Let’s say you are one of the many people who feel they are not happy enough and want to get happier. You know that you can achieve this goal by spending 10 minutes a day working on it. However, you never end up getting down to it. Here are some reasons why that happens and methods for ensuring you do put in those 10 minutes.
One reason for your not spending time every day is that your goal for becoming happier is not high up enough on your priority list. All your time is preempted by other goals, like completing a task that relates to your job or family or by recreational activities like sailing your boat or reading a book. Once you get absorbed in these things, time flies: before you know it the day has gone by and there isn’t even 10 minutes left for introspection.

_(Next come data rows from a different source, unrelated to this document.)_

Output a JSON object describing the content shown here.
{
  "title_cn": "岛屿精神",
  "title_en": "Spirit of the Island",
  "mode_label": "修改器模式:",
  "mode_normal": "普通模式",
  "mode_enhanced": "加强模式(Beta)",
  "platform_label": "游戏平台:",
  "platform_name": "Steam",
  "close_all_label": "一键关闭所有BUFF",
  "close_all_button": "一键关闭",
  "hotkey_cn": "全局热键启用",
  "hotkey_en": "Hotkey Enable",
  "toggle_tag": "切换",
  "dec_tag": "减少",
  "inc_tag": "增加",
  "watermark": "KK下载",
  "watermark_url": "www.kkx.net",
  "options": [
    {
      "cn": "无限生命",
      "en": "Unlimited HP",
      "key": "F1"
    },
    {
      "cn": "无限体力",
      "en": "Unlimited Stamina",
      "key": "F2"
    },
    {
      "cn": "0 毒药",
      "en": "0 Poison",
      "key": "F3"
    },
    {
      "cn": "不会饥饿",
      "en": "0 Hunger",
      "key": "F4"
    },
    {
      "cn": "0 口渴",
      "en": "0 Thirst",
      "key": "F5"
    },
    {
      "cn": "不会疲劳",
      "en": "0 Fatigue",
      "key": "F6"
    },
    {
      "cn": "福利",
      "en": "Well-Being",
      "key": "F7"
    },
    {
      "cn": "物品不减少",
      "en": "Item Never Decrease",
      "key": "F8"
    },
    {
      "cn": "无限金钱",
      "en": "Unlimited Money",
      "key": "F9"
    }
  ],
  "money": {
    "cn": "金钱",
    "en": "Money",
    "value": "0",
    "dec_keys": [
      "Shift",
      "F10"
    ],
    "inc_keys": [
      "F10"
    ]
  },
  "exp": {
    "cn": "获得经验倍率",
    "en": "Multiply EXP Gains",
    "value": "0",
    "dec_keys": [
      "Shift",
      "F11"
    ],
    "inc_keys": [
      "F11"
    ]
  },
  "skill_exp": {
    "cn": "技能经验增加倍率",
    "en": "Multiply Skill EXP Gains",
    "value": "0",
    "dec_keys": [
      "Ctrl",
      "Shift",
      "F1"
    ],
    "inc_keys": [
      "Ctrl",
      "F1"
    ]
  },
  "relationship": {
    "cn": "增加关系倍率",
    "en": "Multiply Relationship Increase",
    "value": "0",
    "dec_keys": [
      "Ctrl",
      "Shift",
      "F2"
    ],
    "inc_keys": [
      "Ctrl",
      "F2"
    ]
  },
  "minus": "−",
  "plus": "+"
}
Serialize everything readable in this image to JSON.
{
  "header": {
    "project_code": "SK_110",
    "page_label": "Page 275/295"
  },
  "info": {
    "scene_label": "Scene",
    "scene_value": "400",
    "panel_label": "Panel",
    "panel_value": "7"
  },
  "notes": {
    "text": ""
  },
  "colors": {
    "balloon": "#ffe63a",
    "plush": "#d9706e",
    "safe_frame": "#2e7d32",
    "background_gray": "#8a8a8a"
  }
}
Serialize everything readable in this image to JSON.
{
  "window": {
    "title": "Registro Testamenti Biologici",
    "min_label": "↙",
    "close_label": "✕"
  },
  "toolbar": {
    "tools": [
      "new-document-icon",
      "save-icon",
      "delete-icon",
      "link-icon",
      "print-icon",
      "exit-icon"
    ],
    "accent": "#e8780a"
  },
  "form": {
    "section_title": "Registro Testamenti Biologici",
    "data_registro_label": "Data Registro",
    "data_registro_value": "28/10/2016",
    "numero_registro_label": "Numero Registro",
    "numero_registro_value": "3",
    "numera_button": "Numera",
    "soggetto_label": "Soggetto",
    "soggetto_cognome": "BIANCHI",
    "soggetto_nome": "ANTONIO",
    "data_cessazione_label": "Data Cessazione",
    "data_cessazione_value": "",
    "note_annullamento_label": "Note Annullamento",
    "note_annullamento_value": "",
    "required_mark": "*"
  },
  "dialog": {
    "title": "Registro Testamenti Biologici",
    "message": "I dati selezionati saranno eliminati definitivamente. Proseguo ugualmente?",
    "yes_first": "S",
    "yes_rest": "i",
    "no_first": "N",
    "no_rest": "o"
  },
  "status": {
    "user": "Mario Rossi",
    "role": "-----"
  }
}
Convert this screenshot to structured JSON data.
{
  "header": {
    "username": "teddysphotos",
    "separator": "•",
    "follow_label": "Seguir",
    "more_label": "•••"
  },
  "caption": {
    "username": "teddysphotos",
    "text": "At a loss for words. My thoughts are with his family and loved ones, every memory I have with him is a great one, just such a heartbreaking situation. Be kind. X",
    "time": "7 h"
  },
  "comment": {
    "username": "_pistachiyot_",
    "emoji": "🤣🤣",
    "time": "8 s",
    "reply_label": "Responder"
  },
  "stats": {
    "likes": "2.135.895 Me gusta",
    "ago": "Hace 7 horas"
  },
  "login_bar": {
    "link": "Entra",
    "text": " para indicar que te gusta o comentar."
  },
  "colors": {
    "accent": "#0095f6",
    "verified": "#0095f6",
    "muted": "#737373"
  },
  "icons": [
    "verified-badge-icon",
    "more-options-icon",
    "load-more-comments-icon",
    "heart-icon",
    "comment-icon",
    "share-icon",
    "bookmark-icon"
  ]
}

The method around this is to give more priority to your pursuit of happiness. The way to achieve this is for you to be watching for the next time you are stressed or unhappy, and to remind yourself when you are in that state that if you just spent a few minutes everyday developing the right attitude, the stress or unhappiness that you are experiencing will stop occurring. Also remind yourself that many people have successfully transformed themselves from stressed or unhappy individuals to satisfied, happy persons as a result of spending those few daily minutes.
Of course, if you don’t have stressful or unhappy moments and are only mildly interested in probing the nature of happiness, then there really is no need for you to pursue this quest at all, and you should move on to other things.
A second reason for not getting your ‘happiness work’ done is that you do not schedule your day properly or at all. I can tell you from experience that scheduling your day will result in your getting many things done as well as leave you feeling very satisfied when the day is over.
Unfortunately, how many of us work is as follows:
- We vaguely think of the various things we have to do during the day
- We start doing the one whichever seems most appealing
- We keep working on it obsessively until something pulls us away from the task to a new task (that something could be a person of authority or a strong mental suggestion)
- We start working on the new task and continue until we are pulled away from it by some other person or thought
- Our day is thus semi-random and our behavior resembles that of a leaf being blown about by the breeze, with our actions based purely on unplanned causes. At the end of the day we find that a whole lot of things remain undone, and we are dissatisfied with our own performance
- Rinse and repeat every day.
Scheduling your day averts this situation. What I mean by ‘scheduling your day’ is the following:
- Draw up a list of what you want to do during the day including how much time you want to spend on each one of those activities
- Do not decide on the exact time of day at which to perform a certain activity unless that activity is inherently dependent on that particular time of day
- Decide if there are any tasks that simply must be started and finished on the day in question. Estimate how long those tasks will take and put them on your list with the associated durations. If they have to be done at a particular time of day, then put that down also
- Divide the rest of the day into time slots ranging from 20 minutes to 60 minutes
- Associate an activity with each time slot
- During that time slot, perform the associated activity nonstop; when you reach the end of the time slot, stop the activity and move onto the next one (this requires some discipline). Since these are activities which did not have to be finished on the concerned day, you can continue them on the subsequent day or days
- Print or write down your list on a piece of paper and carry it with you throughout the day. As soon as you finish an activity, whip the paper out, choose another activity and start it
- MAKE SURE THAT YOU SCHEDULE 10 MINUTES ON EACH DAY’S LIST FOR WORKING ON YOUR HAPPINESS!!
Choose whichever of the above methods are applicable to you and put them into practice ASAP. You will definitely see progress, and after a time, remarkable results. This is dynamite stuff… light the fuse now!
To your peaceful, prioritized days —

















{ 2 comments… read them below or add one }
Hey Lucky great blog!
I like your approach to finding happiness, it’s unfortunate that for people to do something they have to have enough of a reason to do it – even when it could make a huge impact on their life!
great work,
Jeff Bode
Thanks, Jeff. Most people are so caught up in the whirlwind of sense entertainment that they are not even aware of core issues. This is elucidated by what Osho says:
“The teaching of the buddhas is: Find time and a place to remain unoccupied. That’s what meditation is all about. Find at least one hour every day to sit silently doing nothing, utterly unoccupied, just watching whatsoever passes by inside. In the beginning you will be very sad, looking at things inside you; you will feel only darkness and nothing else, and ugly things and all kinds of black holes appearing. You will feel agony, no ecstasy at all. But if you persist, persevere, the day comes when all these agonies disappear, and behind the agonies is the ecstasy.”